Since experimental methods to detect lncRNA-protein interactions are time-consuming and costly, several computational approaches have been reported for predicting RNA-binding proteins (RBPs). For example, Pancaldi et al.12 proposed a method to predict ncRNA-protein interactions in 2011 and a approach named RPISeq was presented by Muppirala et al.13 at the same year, which was constructed by using the features derived from protein and RNA sequences. They trained Random Forest (RF) and Support Vector Machine (SVM) classifiers using 3-mer and 4-mer conjoint triad features for amino acid and nucleotide sequences, respectively14. Bellucci et al. created a method named catRAPID15 by exploiting the physicochemical properties including secondary structure, hydrogen bonding and van der Waals propensities. Wang et al. proposed an approach based on Naíve Bayes (NB) and Extended NB (ENB) classifiers using the similar data and features supported in Muppirala et al.’s work16. In 2013, IncPro17 was created by Lu et al. using three types of classical protein secondary structures, hydrogen-bond and Van der Waals propensities, and six types of RNA secondary structures (RSS).
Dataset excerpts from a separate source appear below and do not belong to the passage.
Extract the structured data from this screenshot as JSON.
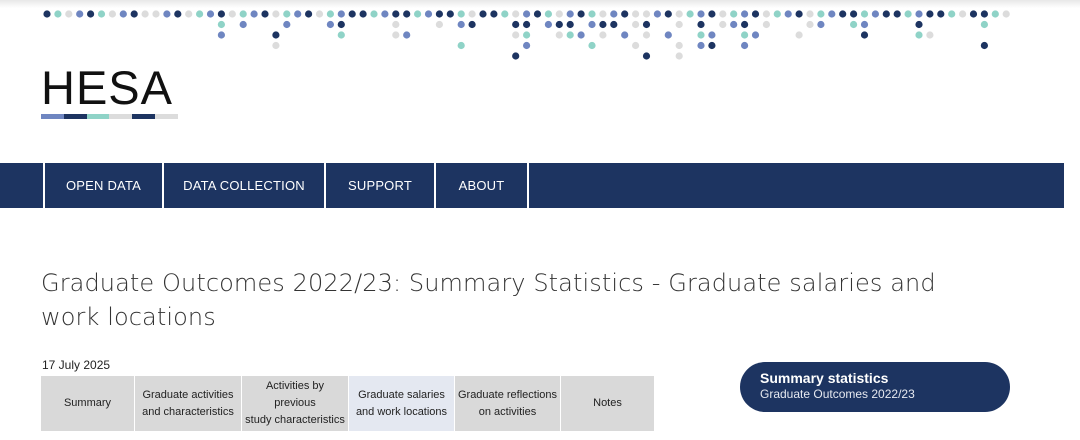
{
  "brand": {
    "logo_text": "HESA",
    "palette": [
      "#1d3461",
      "#6f86c1",
      "#8fd3c7",
      "#dcdcdc",
      "#0f6fa6"
    ]
  },
  "nav": {
    "items": [
      {
        "label": "OPEN DATA"
      },
      {
        "label": "DATA COLLECTION"
      },
      {
        "label": "SUPPORT"
      },
      {
        "label": "ABOUT"
      }
    ]
  },
  "page": {
    "title": "Graduate Outcomes 2022/23: Summary Statistics - Graduate salaries and work locations",
    "date": "17 July 2025"
  },
  "tabs": [
    {
      "line1": "Summary",
      "line2": ""
    },
    {
      "line1": "Graduate activities",
      "line2": "and characteristics"
    },
    {
      "line1": "Activities by previous",
      "line2": "study characteristics"
    },
    {
      "line1": "Graduate salaries",
      "line2": "and work locations",
      "active": true
    },
    {
      "line1": "Graduate reflections",
      "line2": "on activities"
    },
    {
      "line1": "Notes",
      "line2": ""
    }
  ],
  "summary_button": {
    "title": "Summary statistics",
    "subtitle": "Graduate Outcomes 2022/23"
  }
}
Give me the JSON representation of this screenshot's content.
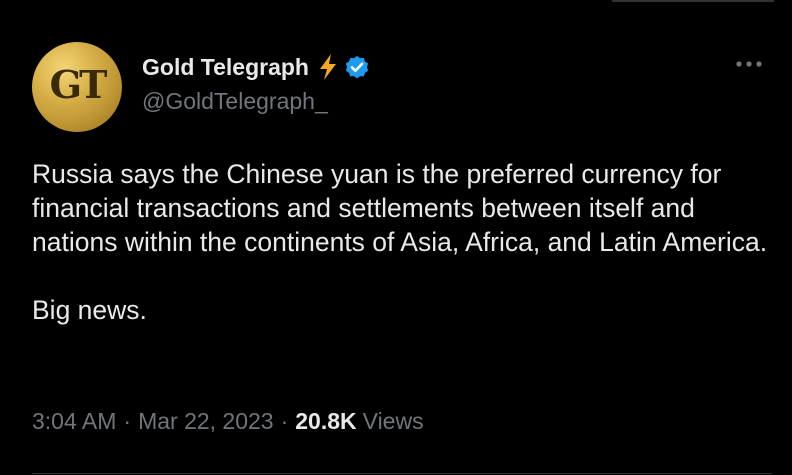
{
  "tweet": {
    "author": {
      "avatar_text": "GT",
      "display_name": "Gold Telegraph",
      "handle": "@GoldTelegraph_"
    },
    "icons": {
      "bolt": "lightning-bolt-icon",
      "verified": "verified-badge-icon",
      "more": "more-options-icon"
    },
    "text": {
      "paragraph_1": "Russia says the Chinese yuan is the preferred currency for financial transactions and settlements between itself and nations within the continents of Asia, Africa, and Latin America.",
      "paragraph_2": "Big news."
    },
    "meta": {
      "time": "3:04 AM",
      "separator": "·",
      "date": "Mar 22, 2023",
      "views_count": "20.8K",
      "views_label": "Views"
    },
    "colors": {
      "background": "#000000",
      "text": "#e7e9ea",
      "secondary_text": "#71767b",
      "verified_blue": "#1d9bf0",
      "bolt_orange": "#f6a623"
    }
  }
}
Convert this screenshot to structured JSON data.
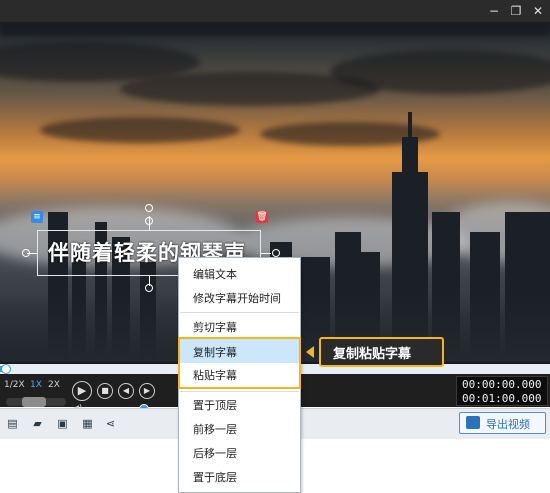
{
  "window": {
    "minimize_glyph": "−",
    "restore_glyph": "❐",
    "close_glyph": "✕"
  },
  "subtitle": {
    "text": "伴随着轻柔的钢琴声",
    "edit_icon": "text-lines-icon",
    "delete_icon": "trash-icon"
  },
  "player": {
    "speed_options": [
      "1/2X",
      "1X",
      "2X"
    ],
    "selected_speed": "1X",
    "progress": 0.01,
    "volume_level": 0.7,
    "current_time": "00:00:00.000",
    "total_time": "00:01:00.000"
  },
  "toolbar": {
    "icons": [
      "subtitle-list-icon",
      "open-folder-icon",
      "save-icon",
      "save-as-icon",
      "share-icon"
    ],
    "export_label": "导出视频"
  },
  "context_menu": {
    "items": [
      {
        "label": "编辑文本"
      },
      {
        "label": "修改字幕开始时间"
      },
      {
        "label": "剪切字幕"
      },
      {
        "label": "复制字幕"
      },
      {
        "label": "粘贴字幕"
      },
      {
        "label": "置于顶层"
      },
      {
        "label": "前移一层"
      },
      {
        "label": "后移一层"
      },
      {
        "label": "置于底层"
      }
    ],
    "highlighted": "复制字幕"
  },
  "callout": {
    "label": "复制粘贴字幕"
  },
  "colors": {
    "accent_yellow": "#f5b51b",
    "accent_blue": "#3a9bd9",
    "menu_highlight": "#cce6fb",
    "dark_ui": "#1f1f1f"
  }
}
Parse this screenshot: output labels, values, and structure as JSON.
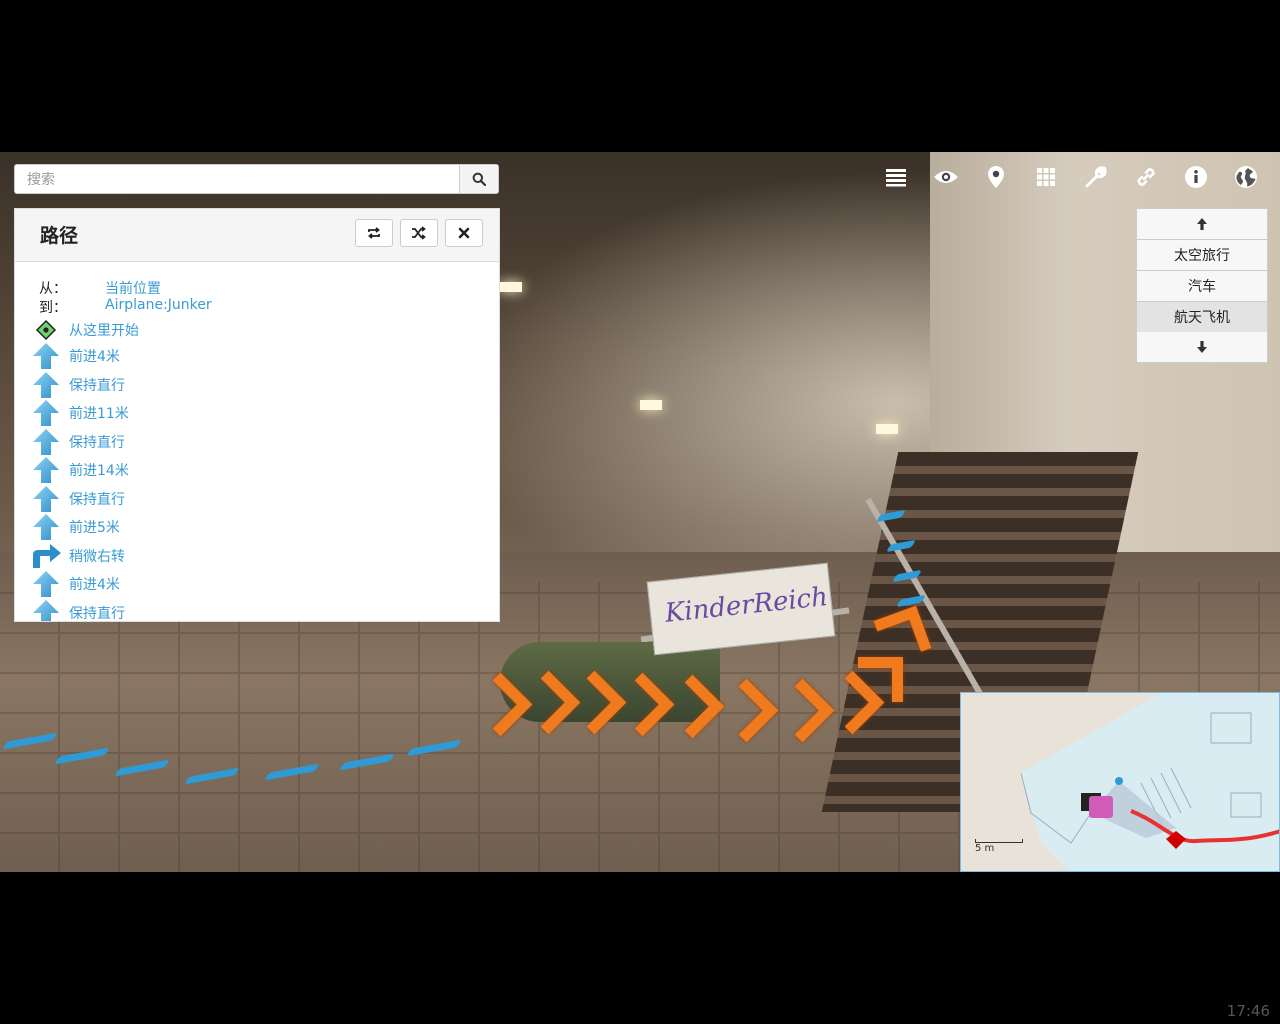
{
  "search": {
    "placeholder": "搜索"
  },
  "route": {
    "title": "路径",
    "from_label": "从：",
    "from_value": "当前位置",
    "to_label": "到：",
    "to_value": "Airplane:Junker",
    "steps": [
      {
        "icon": "start-pin-icon",
        "text": "从这里开始"
      },
      {
        "icon": "arrow-up-icon",
        "text": "前进4米"
      },
      {
        "icon": "arrow-up-icon",
        "text": "保持直行"
      },
      {
        "icon": "arrow-up-icon",
        "text": "前进11米"
      },
      {
        "icon": "arrow-up-icon",
        "text": "保持直行"
      },
      {
        "icon": "arrow-up-icon",
        "text": "前进14米"
      },
      {
        "icon": "arrow-up-icon",
        "text": "保持直行"
      },
      {
        "icon": "arrow-up-icon",
        "text": "前进5米"
      },
      {
        "icon": "turn-right-icon",
        "text": "稍微右转"
      },
      {
        "icon": "arrow-up-icon",
        "text": "前进4米"
      },
      {
        "icon": "arrow-up-icon",
        "text": "保持直行"
      }
    ]
  },
  "categories": {
    "items": [
      "太空旅行",
      "汽车",
      "航天飞机"
    ],
    "active": "航天飞机"
  },
  "toolbar_icons": [
    "list-icon",
    "eye-icon",
    "map-pin-icon",
    "grid-icon",
    "wrench-icon",
    "link-icon",
    "info-icon",
    "globe-icon"
  ],
  "scene": {
    "banner_text": "KinderReich"
  },
  "minimap": {
    "scale_label": "5 m"
  },
  "clock": "17:46",
  "colors": {
    "link": "#3a9bd4",
    "route_line": "#e83232",
    "nav_arrow_orange": "#f07a1e",
    "nav_arrow_blue": "#2e9bd6"
  }
}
Nevertheless, all of these methods only focus on intrinsic features of lncRNA and protein but ignore the information implicit in the topologies of biological networks associated with lncRNAs. On the other hand, biological network-based methods was already widely used in many types of studies, such as disease gene prioritization18 and drug-target interaction prediction and some of them have achieved good performances. One of the most commonly used approach is guilt-by-association (GBA)19, which provides the central top-down principle for analyzing gene networks in functional terms or assessing their quality in encoding functional information. New emerged methods, including the Katz method20, Combining dATa Across species using Positive-Unlabeled Learning Techniques(CATAPULT)19, Random Walk with Restart (RWR)21, and LncRNA-protein Interaction prediction based on Heterogeneous Network model (LPIHN)22, have extended the association from just direct protein interactions to more distant connections in various ways. The KATZ measure20 is a weighted sum of the number of paths in the network that measures the similarity of two nodes. CATAPULT19 is a supervised machine learning method that uses a biased support vector machine where the features are derived from walks in a heterogeneous gene-trait network. RWR21 is a method for prioritization of candidate genes by use of a global network distance measure, random walk analysis, for definition of similarities in protein-protein interaction networks and it add weight to the assumption that phenotypically similar diseases are associated with disturbances of subnetworks within the larger protein interactome that extend beyond the disease proteins themselves. LPIHN22 is a network-based method by implement a random walk on a heterogeneous network. PRINCE is a global method based on formulating constraints on the prioritization function that relate to its smoothness over the network and usage of prior information. Compared with LPIHN and RWR, PRINCE propagates information in a smaller network but contains more connotative meaning when build the initial probability values and has made great performance in gene prioritization23 and disease identification24.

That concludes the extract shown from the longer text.